Flooring tile: Rex Bianco, Tegelcentrum Weert
A beautiful art nouveau lamp with delicate glass prisms dangling out of a decorated brass framework hangs over the table.
“I love to sit for coffee or reading papers and books,” Rinus states.
During a 2001 renovation, the couple replaced some kitchen cabinets with drawers and painted both a soft green matte finish. Red granite countertops were then added.
Cabinet paint: Stony Ground No. 211, Farrow & Ball
A television is tucked away in a cupboard next to the microwave. Also, now that the couple has their first grandchild toys and children’s furniture have started to accent the furnishings.
The sunroom inclusion is past the kitchen.
A Marianne bust in the foyer, symbolizing the victory of the republic of France, is among the couple’s most prized possessions. Sculptors crafted these busts in plaster, marble, bronze, alabaster or a zinc alloy throughout the turn of the 20th century.
This is by Carli, among Gustave Van Vaerenbergh’s pupils, and a large gilded mirror supporting it allows viewing of the immaculately polished rear side.
Just outside the sunroom, the couple planted parallel rows of beech trees to make a bronchial walkway. “I wanted to create depth in the planting scheme, to bring interest to all areas of the backyard,” Carla says.
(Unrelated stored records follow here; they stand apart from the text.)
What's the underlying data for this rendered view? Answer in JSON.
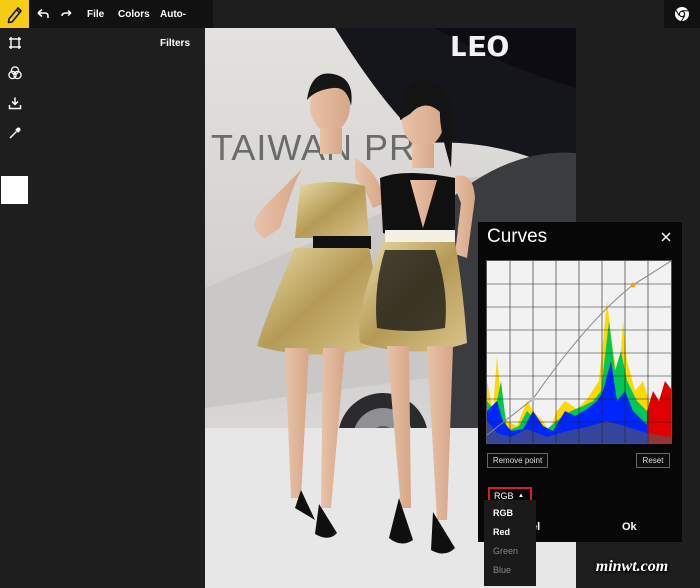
{
  "toolbar": {
    "menu": [
      {
        "label": "File"
      },
      {
        "label": "Colors"
      },
      {
        "label": "Auto-Filters"
      }
    ],
    "accent_color": "#f5cd15",
    "icons": [
      "pencil-icon",
      "undo-icon",
      "redo-icon",
      "chrome-icon"
    ]
  },
  "sidebar": {
    "tools": [
      "crop-icon",
      "color-circles-icon",
      "download-icon",
      "eyedropper-icon"
    ],
    "current_color": "#ffffff"
  },
  "photo": {
    "backdrop_text": "TAIWAN PR"
  },
  "curves": {
    "title": "Curves",
    "remove_point_label": "Remove point",
    "reset_label": "Reset",
    "channel_selected": "RGB",
    "channel_options": [
      "RGB",
      "Red",
      "Green",
      "Blue"
    ],
    "cancel_partial": "el",
    "ok_label": "Ok"
  },
  "watermark": {
    "text": "minwt.com"
  }
}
The living room and sunroom developments are visible in this aerial shot. The backyard lines up with the rear facade, and a row of entirely grown poplars takes up the opinion on the east.
The entire price of the living room extension, sunroom addition and other cosmetic renovations came to 70,000 euros (about $89,754).
What’s next for these homeowners? Painting the outside brick walls a light hue.